Here it is. We do usual trick of linearizing quadratic equations in terms of quadratic monomials (for 3-SAT we need cubic monomials), e.g. $y_{x_k,x_m}= x_k x_m,\ k, m = 0..n,\ x_0=1$. This linear system has $\approx n^2$ linear variables (monomials), and $\approx n$ equations, e.g. highly under-complete. The solution of this (homogenised) linear system is $\approx n^2$ dimensional projective space. The original system has a solution iff there is a point $c \in \mathbb{C}^{\approx n^2}$ in this projective space such that all corresponding equations on $y_{x_k,x_m} = y_{x_0,x_k} y_{x_0, x_m}, y_{0,0}=1$ are satisfied. These are quadratic equations on $c$, so we can write all the quadratic in $c$ constraints. For example, $y_{x_k,x_m} y_{x_p,x_q}= y_{x_k,x_p} y_{x_m,x_q}= y_{x_k,x_q} y_{x_p,x_m}$ (So we are using tautologies, instead of deriving them as done in propositional proof systems). Therefore, we have $\approx \frac{2}{3} n^4$ quadratic equations with $\approx n^2$ indeterminates $c_k$. Now we have equivalent, in terms of satisfiability, system of quadratic equations with $O(n^4)$ equations and $O(n^2)$ variables, and before we had $O(n)$ quadratic equations with $O(n)$ variables. In other words, now we have $O(1) > C$ equations in terms of the number of monomials, and before we had $o(1)$ equations in terms of monomials.

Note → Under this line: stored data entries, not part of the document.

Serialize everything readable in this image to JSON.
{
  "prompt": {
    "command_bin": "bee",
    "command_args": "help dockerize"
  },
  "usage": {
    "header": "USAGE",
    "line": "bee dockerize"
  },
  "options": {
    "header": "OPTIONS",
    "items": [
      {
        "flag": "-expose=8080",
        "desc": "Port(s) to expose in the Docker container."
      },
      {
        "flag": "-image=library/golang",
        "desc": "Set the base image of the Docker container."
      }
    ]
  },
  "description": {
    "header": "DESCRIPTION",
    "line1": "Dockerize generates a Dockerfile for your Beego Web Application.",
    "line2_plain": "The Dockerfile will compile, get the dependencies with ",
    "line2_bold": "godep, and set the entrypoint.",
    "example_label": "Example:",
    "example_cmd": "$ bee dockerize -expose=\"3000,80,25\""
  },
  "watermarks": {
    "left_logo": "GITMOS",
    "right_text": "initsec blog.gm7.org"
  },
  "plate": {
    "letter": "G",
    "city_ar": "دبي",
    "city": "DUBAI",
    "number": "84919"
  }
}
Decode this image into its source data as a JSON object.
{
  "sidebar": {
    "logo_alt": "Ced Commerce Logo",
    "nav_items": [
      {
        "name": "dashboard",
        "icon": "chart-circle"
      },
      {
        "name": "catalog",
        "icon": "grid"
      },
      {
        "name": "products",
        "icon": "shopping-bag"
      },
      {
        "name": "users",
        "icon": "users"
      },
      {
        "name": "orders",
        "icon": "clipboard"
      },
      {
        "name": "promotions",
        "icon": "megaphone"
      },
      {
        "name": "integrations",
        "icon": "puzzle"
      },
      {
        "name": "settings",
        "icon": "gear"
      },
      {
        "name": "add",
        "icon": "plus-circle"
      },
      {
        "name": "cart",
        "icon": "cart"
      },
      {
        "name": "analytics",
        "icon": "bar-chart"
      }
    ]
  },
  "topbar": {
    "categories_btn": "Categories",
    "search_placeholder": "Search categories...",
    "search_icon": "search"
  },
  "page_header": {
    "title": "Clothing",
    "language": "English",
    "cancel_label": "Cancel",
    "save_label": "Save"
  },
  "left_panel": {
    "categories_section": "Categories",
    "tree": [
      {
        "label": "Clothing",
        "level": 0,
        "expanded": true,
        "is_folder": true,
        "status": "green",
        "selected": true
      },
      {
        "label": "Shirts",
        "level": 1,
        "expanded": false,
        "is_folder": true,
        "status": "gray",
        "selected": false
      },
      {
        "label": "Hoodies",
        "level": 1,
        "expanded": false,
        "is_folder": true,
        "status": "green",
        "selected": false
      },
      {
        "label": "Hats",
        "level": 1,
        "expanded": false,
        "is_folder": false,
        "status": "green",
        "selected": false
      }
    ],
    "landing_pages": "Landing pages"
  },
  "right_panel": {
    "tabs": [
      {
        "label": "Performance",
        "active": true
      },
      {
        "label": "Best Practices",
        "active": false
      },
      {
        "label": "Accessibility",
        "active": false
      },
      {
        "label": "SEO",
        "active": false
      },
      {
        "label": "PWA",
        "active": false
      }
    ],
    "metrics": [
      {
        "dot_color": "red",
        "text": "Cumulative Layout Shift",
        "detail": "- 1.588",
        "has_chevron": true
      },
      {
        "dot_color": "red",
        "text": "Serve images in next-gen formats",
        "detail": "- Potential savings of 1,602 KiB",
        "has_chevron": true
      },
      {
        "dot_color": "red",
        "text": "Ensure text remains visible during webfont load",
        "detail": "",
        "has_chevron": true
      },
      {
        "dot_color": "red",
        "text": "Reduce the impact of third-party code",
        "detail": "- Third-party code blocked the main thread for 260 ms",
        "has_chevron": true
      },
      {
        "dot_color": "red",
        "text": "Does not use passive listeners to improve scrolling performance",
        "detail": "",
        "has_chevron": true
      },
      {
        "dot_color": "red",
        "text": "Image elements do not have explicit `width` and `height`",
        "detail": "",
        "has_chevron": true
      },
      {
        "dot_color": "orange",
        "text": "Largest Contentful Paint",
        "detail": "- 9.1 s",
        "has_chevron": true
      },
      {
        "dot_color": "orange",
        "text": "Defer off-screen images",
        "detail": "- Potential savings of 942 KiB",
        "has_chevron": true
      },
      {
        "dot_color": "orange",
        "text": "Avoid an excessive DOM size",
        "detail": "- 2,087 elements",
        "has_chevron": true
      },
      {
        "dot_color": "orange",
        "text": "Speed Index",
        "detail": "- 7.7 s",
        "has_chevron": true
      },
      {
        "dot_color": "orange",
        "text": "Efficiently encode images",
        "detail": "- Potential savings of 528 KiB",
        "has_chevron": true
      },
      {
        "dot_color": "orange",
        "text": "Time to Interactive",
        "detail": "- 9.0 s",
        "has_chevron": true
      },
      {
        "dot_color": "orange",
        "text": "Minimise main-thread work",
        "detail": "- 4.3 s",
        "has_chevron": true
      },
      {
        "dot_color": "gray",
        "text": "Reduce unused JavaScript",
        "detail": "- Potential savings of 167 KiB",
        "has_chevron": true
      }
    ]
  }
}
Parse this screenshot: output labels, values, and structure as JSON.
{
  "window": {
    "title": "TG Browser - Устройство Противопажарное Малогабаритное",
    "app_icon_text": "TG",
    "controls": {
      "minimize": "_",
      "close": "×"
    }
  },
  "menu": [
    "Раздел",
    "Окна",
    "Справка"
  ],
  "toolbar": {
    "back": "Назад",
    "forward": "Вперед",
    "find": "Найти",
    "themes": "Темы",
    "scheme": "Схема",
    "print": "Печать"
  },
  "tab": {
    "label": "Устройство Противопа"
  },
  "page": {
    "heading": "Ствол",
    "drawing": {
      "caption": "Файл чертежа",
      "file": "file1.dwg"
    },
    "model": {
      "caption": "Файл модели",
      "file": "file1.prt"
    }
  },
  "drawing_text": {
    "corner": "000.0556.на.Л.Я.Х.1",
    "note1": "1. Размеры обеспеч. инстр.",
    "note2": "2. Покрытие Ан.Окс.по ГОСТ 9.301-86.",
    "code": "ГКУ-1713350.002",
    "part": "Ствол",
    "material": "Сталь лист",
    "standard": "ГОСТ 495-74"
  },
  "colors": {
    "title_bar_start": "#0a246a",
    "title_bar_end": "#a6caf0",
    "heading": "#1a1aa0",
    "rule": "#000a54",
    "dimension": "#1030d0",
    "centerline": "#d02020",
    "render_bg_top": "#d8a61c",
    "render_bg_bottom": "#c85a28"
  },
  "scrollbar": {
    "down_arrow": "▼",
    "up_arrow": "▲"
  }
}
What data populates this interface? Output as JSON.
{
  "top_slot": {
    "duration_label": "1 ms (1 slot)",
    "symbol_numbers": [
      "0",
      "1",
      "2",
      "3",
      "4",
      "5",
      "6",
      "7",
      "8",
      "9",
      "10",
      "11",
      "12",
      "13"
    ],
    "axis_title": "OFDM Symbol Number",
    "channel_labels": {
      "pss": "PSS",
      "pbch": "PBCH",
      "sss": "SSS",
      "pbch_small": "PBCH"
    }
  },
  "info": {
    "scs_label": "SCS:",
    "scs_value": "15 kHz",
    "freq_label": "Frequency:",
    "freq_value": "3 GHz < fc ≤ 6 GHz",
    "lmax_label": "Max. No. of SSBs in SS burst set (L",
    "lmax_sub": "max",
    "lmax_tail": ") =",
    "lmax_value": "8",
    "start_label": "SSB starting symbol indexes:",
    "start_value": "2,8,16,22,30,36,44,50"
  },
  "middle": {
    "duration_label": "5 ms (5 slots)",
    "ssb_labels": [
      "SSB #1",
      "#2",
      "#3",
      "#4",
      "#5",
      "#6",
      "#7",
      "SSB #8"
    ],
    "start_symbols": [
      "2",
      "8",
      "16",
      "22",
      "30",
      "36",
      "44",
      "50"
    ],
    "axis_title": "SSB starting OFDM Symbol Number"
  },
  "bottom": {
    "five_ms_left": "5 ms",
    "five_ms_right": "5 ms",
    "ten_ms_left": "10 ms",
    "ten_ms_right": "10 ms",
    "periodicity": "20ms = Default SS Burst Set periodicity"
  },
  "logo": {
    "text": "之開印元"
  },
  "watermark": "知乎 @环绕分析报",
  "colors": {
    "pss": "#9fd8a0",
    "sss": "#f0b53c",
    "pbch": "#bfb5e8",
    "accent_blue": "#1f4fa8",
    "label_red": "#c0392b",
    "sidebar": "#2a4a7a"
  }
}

Now we can write Nulstellensatz certificate for the new system. The number of independent coefficients grow faster then the number of monomials with increasing the certificate degree. Therefore, there is a fixed (independent of $n$) degree of certificate that depend on $C$. If the above arguments are correct, it would be possible to check whether NP-complete problem has a solution in polynomial time, with all consequencies.